第7話 OKちゃんとNG君

 先輩が出て行った後、私はすぐに紙に目を再び向けていた。

 先に先輩が出したヒント。

 そこから私はあることを導き出していた。


『お前に

 この問題が解け

 るか? 精々頭を使って

 頑張れよ』



 改行により目立つのは――

 そこだけを抜き出す。


『お

 こ

 る

 頑』


 おこる頑?

 ひらがなに直しても『おこるが』だ。

 ……怒っているのはこっちだ。

 しかも何弁なのだろう、『おこるが』って。

 しかしながら、これは違うと直感で分かった。

 もしこれであれば先輩が先ほど言っていた「君が自身で解くことに意義がある」という言葉と反する、というか結びつかない。

 では、他の見方はどうだろうか?


 そこで真っ先に思い付いたのが――アルファベットだった。


『お

 こ

 る

 頑』


『O

 K

 R

 G』


 OKRG


「……これだ」


 謎は解けていないが解法はこれであると私は確信に至った。

 何故なら、単語に「OK」というものが入っていたからだ。

 先輩はこの部屋から去る時に、わざわざ私のことを「OKちゃん」と言っていた。

 先輩の性格からも、それは嫌味ではなく、これ自身もヒントだった、と考えるのが正しい。

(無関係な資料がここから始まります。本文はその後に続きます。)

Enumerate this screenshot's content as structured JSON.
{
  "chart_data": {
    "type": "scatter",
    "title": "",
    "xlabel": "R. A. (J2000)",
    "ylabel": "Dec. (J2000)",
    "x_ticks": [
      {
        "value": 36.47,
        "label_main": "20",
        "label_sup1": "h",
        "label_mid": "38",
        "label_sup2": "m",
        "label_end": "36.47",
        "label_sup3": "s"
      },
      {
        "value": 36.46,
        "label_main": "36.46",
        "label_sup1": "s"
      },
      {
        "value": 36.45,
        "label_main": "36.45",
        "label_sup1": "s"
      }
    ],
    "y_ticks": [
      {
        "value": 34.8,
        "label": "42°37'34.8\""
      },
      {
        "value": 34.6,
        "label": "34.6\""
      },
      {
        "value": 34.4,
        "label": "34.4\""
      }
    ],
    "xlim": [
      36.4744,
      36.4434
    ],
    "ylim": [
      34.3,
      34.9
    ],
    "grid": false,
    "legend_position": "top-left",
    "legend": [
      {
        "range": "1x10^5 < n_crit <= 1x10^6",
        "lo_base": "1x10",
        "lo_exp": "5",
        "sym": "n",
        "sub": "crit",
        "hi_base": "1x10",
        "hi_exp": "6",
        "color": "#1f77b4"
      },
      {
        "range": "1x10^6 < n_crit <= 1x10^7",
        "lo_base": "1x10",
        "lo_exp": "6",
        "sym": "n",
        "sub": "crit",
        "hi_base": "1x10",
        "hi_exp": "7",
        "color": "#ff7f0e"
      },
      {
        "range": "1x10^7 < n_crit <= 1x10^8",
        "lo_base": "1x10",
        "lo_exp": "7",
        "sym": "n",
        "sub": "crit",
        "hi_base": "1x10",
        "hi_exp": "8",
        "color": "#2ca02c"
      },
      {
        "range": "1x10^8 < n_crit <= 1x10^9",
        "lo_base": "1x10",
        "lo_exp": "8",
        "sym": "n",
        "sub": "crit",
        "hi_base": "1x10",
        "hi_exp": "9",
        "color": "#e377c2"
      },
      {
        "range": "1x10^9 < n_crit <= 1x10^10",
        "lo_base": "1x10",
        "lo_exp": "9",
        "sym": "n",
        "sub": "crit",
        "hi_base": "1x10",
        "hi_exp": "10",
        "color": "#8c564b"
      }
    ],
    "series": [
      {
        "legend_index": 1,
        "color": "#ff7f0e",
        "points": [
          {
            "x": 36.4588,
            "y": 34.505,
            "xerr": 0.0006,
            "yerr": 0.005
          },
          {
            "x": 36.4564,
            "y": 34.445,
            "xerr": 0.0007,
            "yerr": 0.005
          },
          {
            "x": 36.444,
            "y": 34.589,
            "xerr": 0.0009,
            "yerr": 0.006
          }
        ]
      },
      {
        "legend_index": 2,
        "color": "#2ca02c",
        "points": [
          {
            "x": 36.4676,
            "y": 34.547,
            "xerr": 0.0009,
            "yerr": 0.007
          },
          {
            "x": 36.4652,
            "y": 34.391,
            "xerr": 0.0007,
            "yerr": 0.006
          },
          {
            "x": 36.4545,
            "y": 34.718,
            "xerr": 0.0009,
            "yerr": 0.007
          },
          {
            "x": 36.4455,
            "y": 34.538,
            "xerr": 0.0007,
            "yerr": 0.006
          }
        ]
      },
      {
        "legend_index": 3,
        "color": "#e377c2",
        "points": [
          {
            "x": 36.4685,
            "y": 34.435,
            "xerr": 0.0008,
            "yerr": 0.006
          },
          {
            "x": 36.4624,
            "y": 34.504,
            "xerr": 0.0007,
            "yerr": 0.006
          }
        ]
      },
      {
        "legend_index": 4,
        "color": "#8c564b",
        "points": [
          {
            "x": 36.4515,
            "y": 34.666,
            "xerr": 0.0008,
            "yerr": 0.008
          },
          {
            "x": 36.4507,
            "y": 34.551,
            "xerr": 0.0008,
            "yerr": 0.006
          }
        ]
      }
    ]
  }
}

 であれば、この四文字――『OKRG』が何を示すのか?

 後はそれを探すだけだ。

 そこについても先輩はヒントをくれていた。

 ……言うなれば、彼だってヒントを出していたのだ。


『PC室に行けば分かる』


 私は真っ先にブラウザを立ち上げ、『OKRG』と検索した。

 しかしながら、検索結果からは答えになりそうなものはなかった。


「……いや、待って」


 私はそこでとあることに気が付いた。


「そもそも、検索であれば今はスマートフォンや携帯電話でも出来るはずよね……?

 そこを、わざわざPC室を指定してくるということは……」


 瞬間、私の中で稲妻が走った。

 スマートフォンや携帯電話ではなく、このPC室にある身近なもの。

 言うなれば――PC室なら絶対にあるモノ。

 それは――


「――!」


 私は叫びながら手元にあるキーボードに目を向ける。

 そしてそこにある『O』『K』『R』『G』を注視して――



「……ッ!!」



 声にならない声を上げた。


 全てが繋がった。

 どうして彼が私を『OK』と呼ぶのか。

 どうして彼を『NG』と言ったら先輩が謎が解けたと思ったのか。

 そしてどうして先輩が――私自身がこの問題を解かなくていけないと言ったのか。


 顔が熱い。

 心が締め付けられる。

 でもそれは病気じゃない。

 苦しい痛みではない。


 心地よい、感情の揺さぶり。


「……はあ」


 熱を確かめるように頬に手を当てると、徐々に口角が上がってきているのを感じた。

 嬉しかったのだ。

 だって――


「……返事、しなきゃね」


 私は彼から渡された紙の後ろにペンを走らせる。

 それは彼が出した問題の対して、私が出した答え。

 真っ直ぐな答え。

 それを書き終え、私は大きく深呼吸する。


「さて……あいつになんて言ってやろうかな。解答はPC室にある、って言ってやろうかしら。ここまで散々振り回されたのだもの。これぐらいはやっていいわよね」


 ふふ、と笑い声をこぼし、OKは彼――『美樹NG』にどんな風に伝えようかと企みながら、浮足立った足でPC室を出て行った。